As solar gains ground in Texas, some local governments are turning to the technology to supplement their energy needs. Among the benefits to cities are more stable and competitive energy prices, less pollution and zero water usage. Solar initiatives also may help many local “green” businesses achieve sustainability goals.
Austin’s city council, for instance, recently approved a contract allowing its community-owned utility to purchase the output of a new, 150 MW solar power plant, expanding the city’s total solar energy capacity to 792 MW. Between solar and its wind-power resources, Austin expects to be able to meet more than half of its total needs with renewable energies by 2020.
To the north of Austin, Georgetown city officials signed a wind power agreement in 2014, followed by a solar deal a year later. Power from a solar farm near Fort Stockton is expected to come on line this summer, allowing Georgetown’s municipally owned utility to rely entirely on wind and solar sources. The city will sell excess power to ERCOT, the state’s power grid, which will also provide backup power for Georgetown in the event of any shortfall in its power resources.
In 2016, the Metroplex city of Garland signed a 15-year contract with Southern Power to purchase electricity from a recently opened 102 MW solar facility in West Texas’ Dawson County. And a public-private partnership between OCI Solar Power and San Antonio’s utility, CPS Energy, is currently completing work on a series of seven solar PV sites that will supply the city with 400 MW in solar capacity.
According to the EIA, most of the utility-scale power plants retired in the U.S. since 2008 were fueled by coal or natural gas. Many of the natural gas plants are being replaced, but coal plants generally aren’t. Duncan says Texas, the largest lignite coal-producing state and largest coal-consuming state, has retired more than half of its coal-based capacity in recent years.
“We’re at a point now, for new [energy] resources, where nuclear and coal are more dependent on government intervention and support than wind and solar,” says Austin-based renewable energy consultant Mike Sloan. “Flexibility is at a premium now.”
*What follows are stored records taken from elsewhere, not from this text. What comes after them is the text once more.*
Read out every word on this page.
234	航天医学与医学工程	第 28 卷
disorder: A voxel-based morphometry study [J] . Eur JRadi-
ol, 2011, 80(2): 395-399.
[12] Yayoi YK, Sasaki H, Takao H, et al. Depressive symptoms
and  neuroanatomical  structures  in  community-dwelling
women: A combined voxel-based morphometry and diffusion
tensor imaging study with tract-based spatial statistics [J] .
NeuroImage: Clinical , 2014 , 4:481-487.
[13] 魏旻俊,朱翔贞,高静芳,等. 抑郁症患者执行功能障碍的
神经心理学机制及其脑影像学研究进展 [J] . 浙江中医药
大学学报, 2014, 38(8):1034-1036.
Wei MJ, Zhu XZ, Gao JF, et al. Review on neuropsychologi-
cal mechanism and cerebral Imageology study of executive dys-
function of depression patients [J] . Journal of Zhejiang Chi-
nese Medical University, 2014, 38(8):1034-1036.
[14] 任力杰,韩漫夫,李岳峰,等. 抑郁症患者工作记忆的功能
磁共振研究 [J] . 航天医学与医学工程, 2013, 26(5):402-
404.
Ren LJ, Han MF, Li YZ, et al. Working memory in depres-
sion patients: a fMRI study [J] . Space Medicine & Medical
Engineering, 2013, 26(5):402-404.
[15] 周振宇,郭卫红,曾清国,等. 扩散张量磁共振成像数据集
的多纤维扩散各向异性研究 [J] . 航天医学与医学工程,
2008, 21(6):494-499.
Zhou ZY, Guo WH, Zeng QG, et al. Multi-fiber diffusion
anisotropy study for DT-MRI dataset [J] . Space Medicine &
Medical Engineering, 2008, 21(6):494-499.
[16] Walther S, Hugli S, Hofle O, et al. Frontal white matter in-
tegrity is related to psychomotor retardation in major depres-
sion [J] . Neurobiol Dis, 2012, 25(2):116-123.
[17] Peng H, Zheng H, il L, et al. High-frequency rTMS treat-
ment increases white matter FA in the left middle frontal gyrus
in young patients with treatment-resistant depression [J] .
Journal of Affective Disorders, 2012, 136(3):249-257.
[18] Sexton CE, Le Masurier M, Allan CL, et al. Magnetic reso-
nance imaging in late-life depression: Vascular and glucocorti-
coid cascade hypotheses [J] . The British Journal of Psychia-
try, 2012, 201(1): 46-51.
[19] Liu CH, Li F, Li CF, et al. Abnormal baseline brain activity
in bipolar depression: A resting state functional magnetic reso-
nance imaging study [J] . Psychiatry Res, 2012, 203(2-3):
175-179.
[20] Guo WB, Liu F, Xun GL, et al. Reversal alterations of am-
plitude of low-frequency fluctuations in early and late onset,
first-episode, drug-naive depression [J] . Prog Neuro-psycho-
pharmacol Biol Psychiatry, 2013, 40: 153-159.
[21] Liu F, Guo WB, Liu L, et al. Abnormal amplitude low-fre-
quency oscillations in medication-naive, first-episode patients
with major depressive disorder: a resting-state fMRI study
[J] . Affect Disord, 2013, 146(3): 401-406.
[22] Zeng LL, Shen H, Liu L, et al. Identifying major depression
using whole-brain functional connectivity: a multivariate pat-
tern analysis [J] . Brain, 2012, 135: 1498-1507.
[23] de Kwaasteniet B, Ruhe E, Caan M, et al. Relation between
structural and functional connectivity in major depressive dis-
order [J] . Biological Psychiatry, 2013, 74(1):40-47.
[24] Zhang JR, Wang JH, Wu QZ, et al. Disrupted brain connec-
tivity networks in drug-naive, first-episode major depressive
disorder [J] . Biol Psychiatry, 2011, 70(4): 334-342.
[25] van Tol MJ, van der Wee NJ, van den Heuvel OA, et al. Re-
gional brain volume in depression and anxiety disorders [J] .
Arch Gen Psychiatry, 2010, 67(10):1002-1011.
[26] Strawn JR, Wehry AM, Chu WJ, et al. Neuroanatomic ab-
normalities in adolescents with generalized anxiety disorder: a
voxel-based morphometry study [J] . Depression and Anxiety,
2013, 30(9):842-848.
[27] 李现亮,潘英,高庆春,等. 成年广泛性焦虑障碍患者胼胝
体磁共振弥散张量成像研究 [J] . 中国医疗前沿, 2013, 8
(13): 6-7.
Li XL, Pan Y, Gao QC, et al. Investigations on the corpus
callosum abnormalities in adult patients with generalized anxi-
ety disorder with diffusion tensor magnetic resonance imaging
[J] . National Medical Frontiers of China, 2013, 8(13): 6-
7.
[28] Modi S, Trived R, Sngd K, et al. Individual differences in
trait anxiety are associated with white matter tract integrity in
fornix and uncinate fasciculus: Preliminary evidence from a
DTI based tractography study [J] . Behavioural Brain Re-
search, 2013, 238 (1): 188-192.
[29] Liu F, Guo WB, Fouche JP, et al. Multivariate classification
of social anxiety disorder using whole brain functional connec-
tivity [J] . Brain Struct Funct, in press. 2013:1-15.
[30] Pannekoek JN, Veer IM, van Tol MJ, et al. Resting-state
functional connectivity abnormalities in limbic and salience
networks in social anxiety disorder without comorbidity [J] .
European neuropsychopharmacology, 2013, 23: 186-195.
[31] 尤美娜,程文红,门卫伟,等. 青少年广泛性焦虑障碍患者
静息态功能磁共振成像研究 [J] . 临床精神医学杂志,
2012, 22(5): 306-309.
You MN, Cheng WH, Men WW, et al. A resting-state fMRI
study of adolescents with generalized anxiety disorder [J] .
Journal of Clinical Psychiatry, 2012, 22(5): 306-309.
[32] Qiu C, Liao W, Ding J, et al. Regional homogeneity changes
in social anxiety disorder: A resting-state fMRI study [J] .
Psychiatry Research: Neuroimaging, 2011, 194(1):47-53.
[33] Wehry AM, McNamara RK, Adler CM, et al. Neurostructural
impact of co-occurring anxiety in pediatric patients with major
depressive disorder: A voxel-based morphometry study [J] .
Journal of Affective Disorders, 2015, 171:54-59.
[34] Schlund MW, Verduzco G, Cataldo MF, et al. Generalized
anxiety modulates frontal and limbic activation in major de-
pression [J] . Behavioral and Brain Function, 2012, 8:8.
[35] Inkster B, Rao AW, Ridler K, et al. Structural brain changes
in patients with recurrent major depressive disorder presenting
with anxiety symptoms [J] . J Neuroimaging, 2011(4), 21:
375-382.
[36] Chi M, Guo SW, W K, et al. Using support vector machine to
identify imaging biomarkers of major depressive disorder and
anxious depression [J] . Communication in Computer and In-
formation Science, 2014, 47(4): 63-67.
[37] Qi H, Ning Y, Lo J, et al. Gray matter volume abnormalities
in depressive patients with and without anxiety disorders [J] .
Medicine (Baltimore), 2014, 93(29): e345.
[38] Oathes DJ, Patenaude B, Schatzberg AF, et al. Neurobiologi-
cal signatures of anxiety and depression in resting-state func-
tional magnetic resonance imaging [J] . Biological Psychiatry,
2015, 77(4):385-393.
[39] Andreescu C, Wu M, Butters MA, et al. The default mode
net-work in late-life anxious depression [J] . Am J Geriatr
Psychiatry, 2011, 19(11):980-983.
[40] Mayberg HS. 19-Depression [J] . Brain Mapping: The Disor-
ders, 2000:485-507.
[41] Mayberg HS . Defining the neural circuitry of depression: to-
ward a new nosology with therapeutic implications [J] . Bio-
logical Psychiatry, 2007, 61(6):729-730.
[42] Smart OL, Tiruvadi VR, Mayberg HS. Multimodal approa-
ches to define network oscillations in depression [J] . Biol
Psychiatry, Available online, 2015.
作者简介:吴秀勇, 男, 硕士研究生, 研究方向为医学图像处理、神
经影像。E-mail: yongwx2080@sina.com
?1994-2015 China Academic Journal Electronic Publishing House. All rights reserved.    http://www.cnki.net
Recent moves by major Texas utilities underscore the shift in energy sources. Luminant, the state’s largest power generator, is closing three coal-fired electricity plants this year. In 2017, Vistra Energy of Dallas, parent company to both Luminant and TXU Energy, bought what will be Texas’ second-largest solar farm near Midland-Odessa.
Sloan points out that, ironically, the oil and gas boom prompted by hydraulic fracturing and other enhanced recovery techniques has influenced electricity markets in renewables’ favor, driving down fuel costs and making both coal and nuclear energy less competitive on price. In effect, it’s lowered the price points at which power producers must compete.